70% of residents of Luxembourg City work there

Luxembourg City is the municipality with the highest proportion of working people employed in their municipality of residence: almost seven out of ten people. This is due to the very high concentration of employment in the capital. It stands out radically from the country’s other municipalities, as only six have a rate higher than the national average (24.3%): these are Wiltz, Echternach, Vianden, Weiswampach, Esch-sur-Alzette and Clervaux. They have a rate of employed residents living and working in the municipality of between 25% and 30%, a far cry from the 70% seen in Luxembourg City.

In 2023, the country had 216,522 cross-border workers and 18,343 workers declared abroad, i.e., 47% of total employment. “These workers declared abroad are either future residents or future cross-border commuters who have not yet regularised their situation, or people who come to work in Luxembourg on an ad hoc basis,” explains Valérie Feltgen.

A little more than one resident in two resides in France. More specifically, the main emitting centres are the conurbation communities of Thionville (18,000 employed workers), Longwy (14,891), Val de Fensch (11,801) and the Pays Haut Val d’Alzette (10,137). Trier, in Germany, meanwhile, counts 10,346 cross-border commuters.

Reducing the need to travel

Researchers have analysed the average home-to-work distances of employed workers in 2023, “based solely on simulations of journeys by car, i.e., with theoretical kilometres, based on the place of residence and the place of work,” notes Decoville. “Cross-border commuters cover distances almost three times greater--on average--than Luxembourg residents. For workers residing in Germany, the average distance is 48 kilometres; for those in Belgium it is 53.9 kilometres; for those in France it is 44.7 kilometres; and for residents of Luxembourg it is 16.7 kilometres, giving an average--for all the 481,638 workers counted in 2023--of 30.6 kilometres per journey.” That’s 61.2 hypothetical kilometres for a round trip.

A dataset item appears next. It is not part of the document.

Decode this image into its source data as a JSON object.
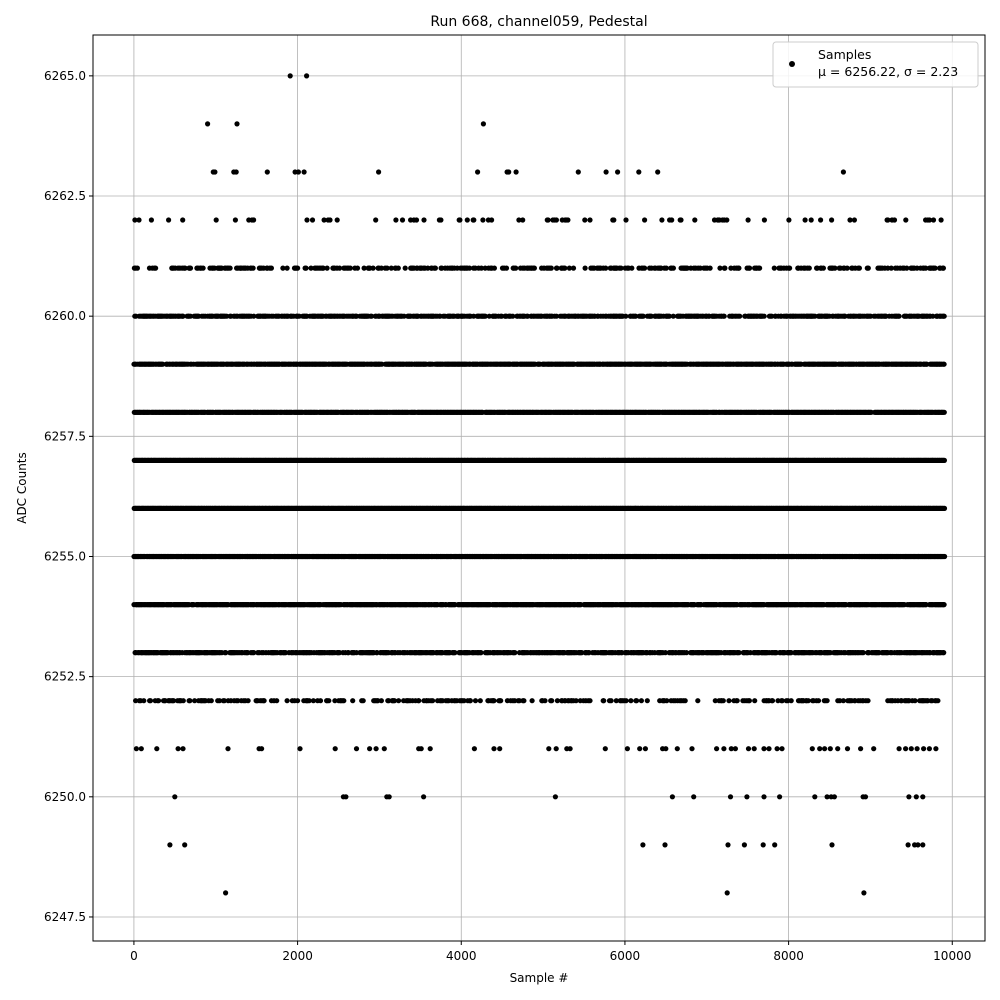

One of the conclusions drawn by the Liser team is to “reduce the need to commute by encouraging teleworking or creating coworking spaces, to promote a functional mix in new neighbourhoods to enable people to live and work close to each other, or to relocate jobs that may lend themselves to this (particularly public sector jobs) to secondary urban centres, to relieve the pressure on the capital,” explains Durand.